La atención de Synphas se centró en los ojos del zorro, eran diferentes a los de otros seres que había conocido. Carecían de brillo.

Aquella mirada, es inusual —La criatura se cruzó de piernas, quedando suspendido en el aire. Cuando Lacrivulpis notó que levitaba no pudo evitar reaccionar de sorpresa, sin embargo decidió no pensar en ello.

—Es común. —el zorro volvió a dirigirse hacia la dirección en el que iba. —no tengo tiempo que perder. Debo recuperarlo.

—¿A qué se debe la necesidad de mentir a pocos instantes de conocer a alguien? ¿Necesidad de protección? ¿Ser aceptado? —Synphas, gracias a su capacidad de telequinesis colocó algunos troncos que habían caído por las explosiones delante del zorro, impidiendo su paso.

—No tengo tiempo —los ojos del vulpino ardían de esperanza muerta.

—Mientras antes respondas, más pronto recuperarás el tiempo perdido. —La criatura era persistente sobre aquello que despertaba su interés, sino ni se preocupaba en molestar.

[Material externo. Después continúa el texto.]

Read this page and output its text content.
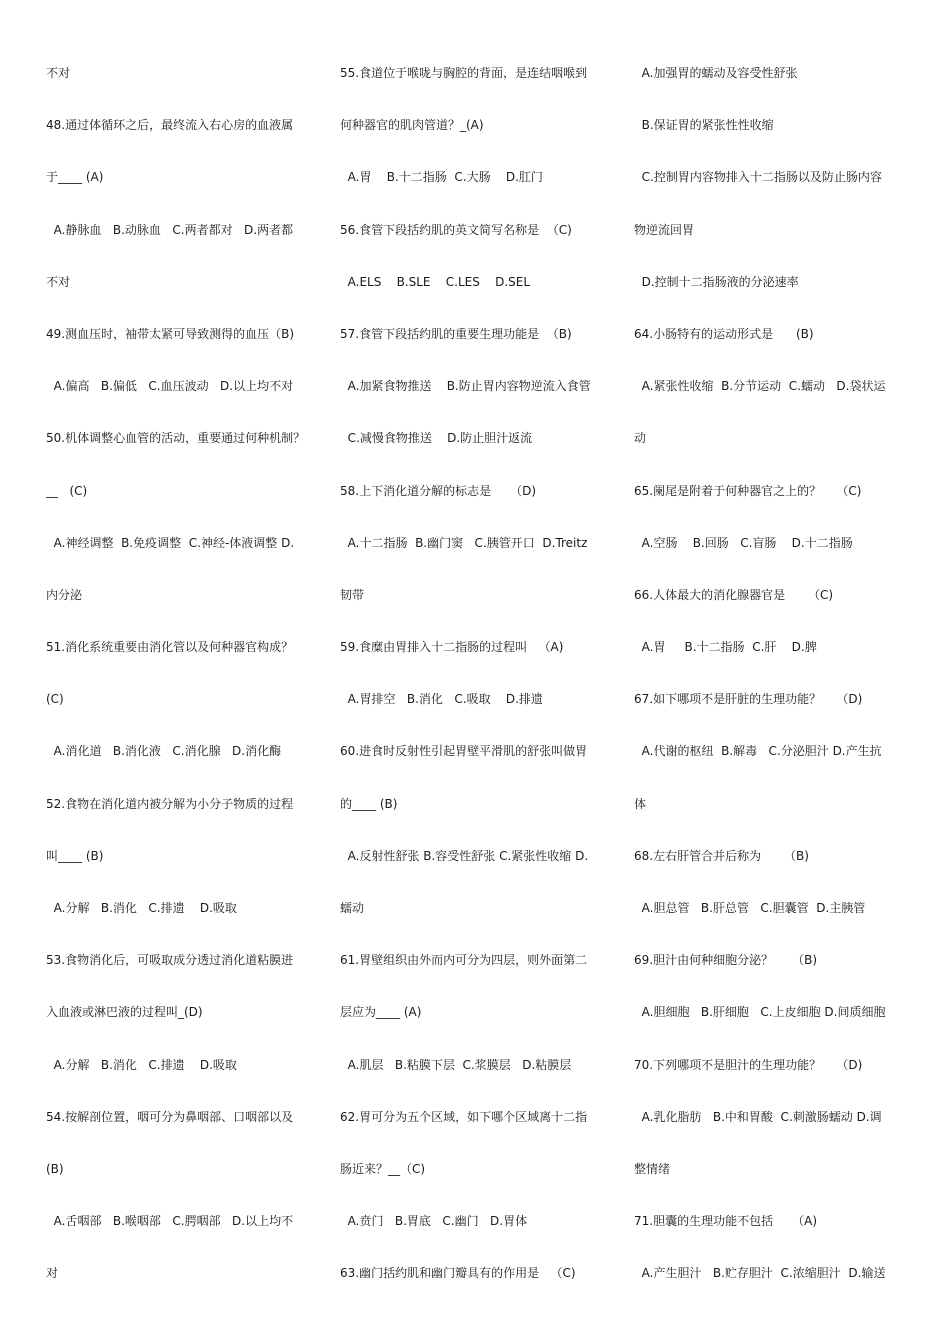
不对
48.通过体循环之后，最终流入右心房的血液属
于____ (A)
A.静脉血   B.动脉血   C.两者都对   D.两者都
不对
49.测血压时，袖带太紧可导致测得的血压（B)
A.偏高   B.偏低   C.血压波动   D.以上均不对
50.机体调整心血管的活动，重要通过何种机制？
__   (C)
A.神经调整  B.免疫调整  C.神经-体液调整 D.
内分泌
51.消化系统重要由消化管以及何种器官构成？
(C)
A.消化道   B.消化液   C.消化腺   D.消化酶
52.食物在消化道内被分解为小分子物质的过程
叫____ (B)
A.分解   B.消化   C.排遗    D.吸取
53.食物消化后，可吸取成分透过消化道粘膜进
入血液或淋巴液的过程叫_(D)
A.分解   B.消化   C.排遗    D.吸取
54.按解剖位置，咽可分为鼻咽部、口咽部以及
(B)
A.舌咽部   B.喉咽部   C.腭咽部   D.以上均不
对
55.食道位于喉咙与胸腔的背面，是连结咽喉到
何种器官的肌肉管道？_(A)
A.胃    B.十二指肠  C.大肠    D.肛门
56.食管下段括约肌的英文简写名称是  （C)
A.ELS    B.SLE    C.LES    D.SEL
57.食管下段括约肌的重要生理功能是  （B)
A.加紧食物推送    B.防止胃内容物逆流入食管
C.减慢食物推送    D.防止胆汁返流
58.上下消化道分解的标志是     （D)
A.十二指肠  B.幽门窦   C.胰管开口  D.Treitz
韧带
59.食糜由胃排入十二指肠的过程叫   （A)
A.胃排空   B.消化   C.吸取    D.排遗
60.进食时反射性引起胃壁平滑肌的舒张叫做胃
的____ (B)
A.反射性舒张 B.容受性舒张 C.紧张性收缩 D.
蠕动
61.胃壁组织由外而内可分为四层，则外面第二
层应为____ (A)
A.肌层   B.粘膜下层  C.浆膜层   D.粘膜层
62.胃可分为五个区域，如下哪个区域离十二指
肠近来？__（C)
A.贲门   B.胃底   C.幽门   D.胃体
63.幽门括约肌和幽门瓣具有的作用是   （C)
A.加强胃的蠕动及容受性舒张
B.保证胃的紧张性性收缩
C.控制胃内容物排入十二指肠以及防止肠内容
物逆流回胃
D.控制十二指肠液的分泌速率
64.小肠特有的运动形式是      (B)
A.紧张性收缩  B.分节运动  C.蠕动   D.袋状运
动
65.阑尾是附着于何种器官之上的？    （C)
A.空肠    B.回肠   C.盲肠    D.十二指肠
66.人体最大的消化腺器官是      （C)
A.胃     B.十二指肠  C.肝    D.脾
67.如下哪项不是肝脏的生理功能？    （D)
A.代谢的枢纽  B.解毒   C.分泌胆汁 D.产生抗
体
68.左右肝管合并后称为      （B)
A.胆总管   B.肝总管   C.胆囊管  D.主胰管
69.胆汁由何种细胞分泌？     （B)
A.胆细胞   B.肝细胞   C.上皮细胞 D.间质细胞
70.下列哪项不是胆汁的生理功能？    （D)
A.乳化脂肪   B.中和胃酸  C.刺激肠蠕动 D.调
整情绪
71.胆囊的生理功能不包括     （A)
A.产生胆汁   B.贮存胆汁  C.浓缩胆汁  D.输送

—No es tu asunto… — redirigió su mirada hacia Synphas y vuelve a la dirección donde miraba antes.

—Lo es, sino no pondría mi tiempo en juego, ¿no crees?

Sus filosofías se cruzaban violentamente. Un ser que se dejaba llevar por las emociones y el otro que iba perdiendo esperanza junto a sus sentimientos estaban uno delante del otro. Bajo el mar de estrellas, rodeados del fuego vivo, parecía un paisaje nostálgico y doloroso.

—La venganza tiene un dulce sabor gracias a la perturbada mente y alma que yace en uno por los sucesos vividos, pero una vez que ya todo acabó, ¿cómo crees que repercutirá? Intentas ocultar algo en el sitio más expuesto que puede existir, aún hay un pequeño destello en tu mirar. —expresó Synphas.

Ambos tienen similitudes en el pasado y diferencias en el presente. ¿Estaban destinados a encontrarse? ¿Volverán a cruzarse en un futuro? Sólo el sol lo sabe.

—Escucha —el cazarrecompensas se dirigió al ser extraño por última vez antes de irse —vivir también significa perder…

Synphas entendió el significado detrás de esas palabras, al oír la voz del zorro sumergida en una tristeza, y ambos establecieron una conexión.

—Continua adelante, no será la última vez que nos crucemos —dijo el experimento fallido, y separó el fuego para crear un camino libre por el cual podría cruzar el zorro.

—Supongo…. —el zorro dijo antes de seguir adelante…

El zorro se lanzó a buscar el tesoro familiar que le encargaron en lo más profundo del bosque infernal. Synphas, por su parte, permaneció observando ese fuego por unos momentos más antes de retirarse sin rumbo alguno. Simplemente deseaba continuar explorando los alrededores en busca de cosas desconocidas. Rápidos y cortos pasos podían oírse a lo lejos aproximándose a la región que ardía con intensidad, aquellos pequeños guardianes de la naturaleza no permitirían que el bosque de Tamárhu quede hecho cenizas.

Donde las cenizas vuelen, volverán. Donde los sentimientos vayan, volverán.

Menos lo que se perdió viviendo.

¿Lacrivulpis encontró lo que le pidieron? ¿Cuál fue el próximo destino de Synphas?